Christopher Wylie’den geldi. Kendisi bir veri bilimcisi ve 2018’de Cambridge Analytica skandalını ortaya çıkaran muhbir. Yapay zeka üzerine yeni bir soruşturma üzerinde onunla çalışmaya yeni başlamıştım. Chris benimle buluşacaktı ama kendini Dubai’de, Silikon Vadisi girişim sermayedarlarıyla dolu bir partide sıkışmış halde bulmuştu.

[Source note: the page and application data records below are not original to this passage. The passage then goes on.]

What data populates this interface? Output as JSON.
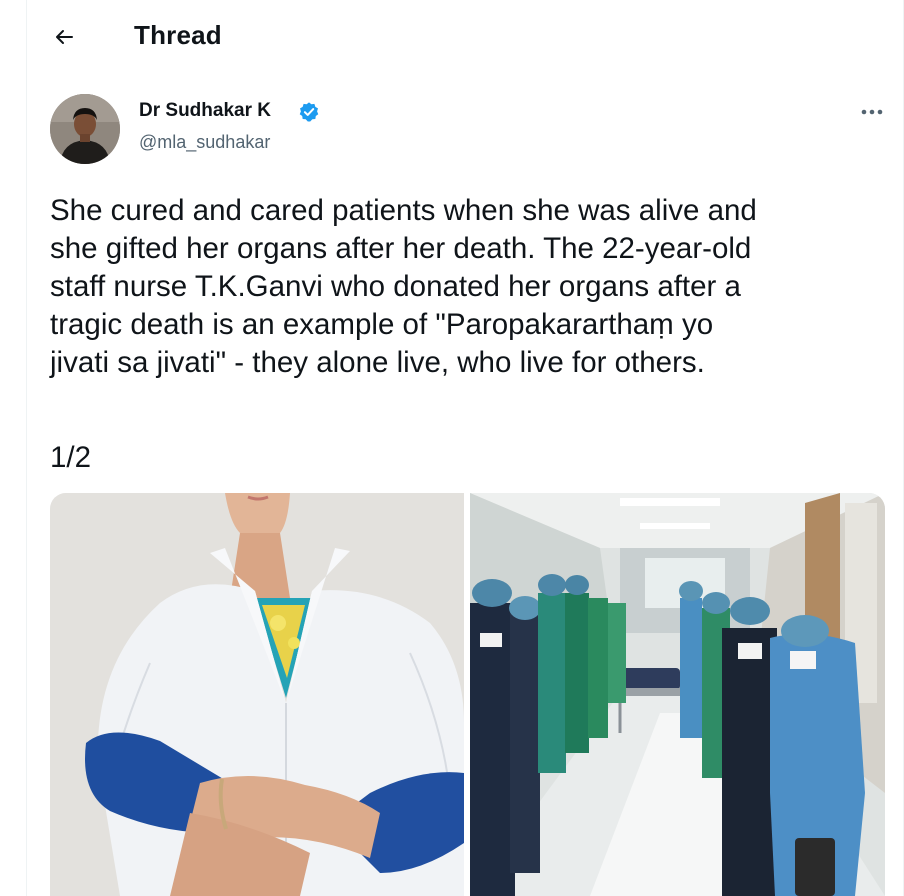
{
  "header": {
    "title": "Thread",
    "back_icon": "arrow-left-icon"
  },
  "tweet": {
    "author_name": "Dr Sudhakar K",
    "author_handle": "@mla_sudhakar",
    "verified_icon": "verified-badge-icon",
    "more_icon": "more-horizontal-icon",
    "text_lines": [
      "She cured and cared patients when she was alive and",
      "she gifted her organs after her death. The 22-year-old",
      "staff nurse T.K.Ganvi who donated her organs after a",
      "tragic death is an example of \"Paropakararthaṃ yo",
      "jivati sa jivati\" - they alone live, who live for others."
    ],
    "thread_count": "1/2"
  },
  "colors": {
    "text": "#0f1419",
    "secondary_text": "#536471",
    "verified_blue": "#1d9bf0",
    "divider": "#eff3f4"
  }
}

“Beni duyabiliyor musunuz bilmiyorum – bu etkinlikte tuvaletteyim ve burada insanlar uzun ömürlülükten, sonsuza dek nasıl yaşanacağından, ama aynı zamanda insanların isyan edip toplumun tamamen çökeceği zamana nasıl hazırlanılacağından bahsediyor,” diye fısıldamıştı telefonuna. “Dünyanın başka bir yerinde, bir grup gazeteci demokrasiyi nasıl kurtaracaklarını konuşuyor. Burada ise, demokrasiyi geride bırakıp nasıl hayatta kalacaklarını düşünen bir grup teknoloji uzmanı var.”
Chris Perugia’ya giderken aktarma yaptığı sırada, Dubai’yi büyük bir fırtına ve nesilde bir kez görülen bir sel felaketi felç etmişti. Ayrılamıyordu. Kripto zirvesi için orada bulunan yüzlerce teknoloji uzmanı da ayrılamıyordu. Chris, çılgın bir Zoom görüşmesinde bana, tuhaf hava koşullarının parti yapmalarını engellemediğini söyledi.
“Diz boyu suda yürüyorsunuz, insanlar her yerde çığlık atıyor ve sonra… Bütün bu adamlar ne yapıyor? Bir parti düzenliyorlar. Sanki dışarıda dünya çöküyor, ama içeri giriyorsunuz ve milyarderler ve milyonerler parti yapıyor,” dedi. “Dubai şu anda dünyanın bir mikrokozmosu. Dışarıda dünya çöküyor ve insanlar parti yapıyor.”
Chris ve ben sonunda buluşmayı başardık. Ve bir yıldan fazla bir süre boyunca, teknoloji dünyasında gerçekte neler olup bittiğini sorgulayan bir podcast üzerinde birlikte çalıştık. Gazeteciler, sanatçılar, hemşireler, işletmeler ve hatta hükümetler olarak geri kalanımızın, büyük teknoloji şirketlerinin geleceğe yönelik hırslarının nasıl esiri haline geldiğimizi ve nasıl karşı koyabileceğimizi inceledik.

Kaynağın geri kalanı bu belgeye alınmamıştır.